São dados preciosos para a Anatel, que busca mapear oferta e demanda de banda larga no país. Essas coletas eram realizadas pelo SICI (Sistema de Coleta de Informações), que foi substituído pelo DICI (Sistema de Dados, Informação, Conhecimento e Inteligência), há pouco mais de um ano. Com a mudança, a agência passou a solicitar dados mais condizentes com o momento do mercado. E, embora de preenchimento mais simples que o do antecessor, não reduziu a subnotificação que, possivelmente, venha a crescer.
Isso porque, desde junho, somente ISPs que dispõem de gestores cadastrados no Sistema de Informações Eletrônicas (SEI) da agência podem realizar o envio de dados para as coletas (mensal, semestral e anual) da Anatel. Ainda sem conhecer o impacto da mudança nos levantamentos, o autor deste artigo não tem razões parta ser otimista.
Esses envios – que têm prazos pré-estabelecidos – são algumas das obrigações assumidas por prestadores de Serviços de Comunicação Multimídia, Serviço de Acesso Condicionado, Serviço de Telefonia Móvel Comutada, entre outros. Quem não cumpri-las sujeita-se a advertências, multas e até cassação da outorga ou autorização.

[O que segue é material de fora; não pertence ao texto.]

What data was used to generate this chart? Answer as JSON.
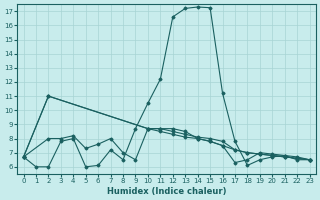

Se o descuido com a parte regulatória – que tem consequências evidentes – não é raro no mercado, mais preocupante deve ser a situação administrativa dessas empresas. É verdade que há um movimento crescente de profissionalização, mas, não é sempre que isso ocorre. Desde o momento em que um ISP dispõe de algumas centenas de clientes, ele necessita usar softwares de gestão. Ocorre que muitos optam por soluções gratuitas que atendem a quaisquer segmentos. Desta forma, não realizam as rotinas específicas das telecomunicações, como emissão das notas modelos 21 e 22 e armazenamento de logs de conexão dos seus assinantes. Esse tipo de falta de zelo gera, ao longo dos anos, passivos significativos que, além de comprometer a existência do negócio, afastam investidores.
Obviamente, investidores que ingressam no país têm aversão a ativos com algum nível de irregularidade e passivos. Estar nessa situação significa expor-se, de forma crescente, à competição com concorrentes capitalizados, agentes fiscalizadores impacientes e ao fim de seu negócio. No momento que o mercado vive, dispor de boas redes, carteiras de clientes e faturamento não bastam para garantir a permanência no mercado no médio prazo. O gestor deve entender a transformação em curso e se preparar para enfrentá-la.
Autor: Fabio Vianna Coelho é engenheiro eletricista e sócio da VianaTel e da RadiusNet, especializadas, respectivamente, em regularização e software de gestão para provedores de internet.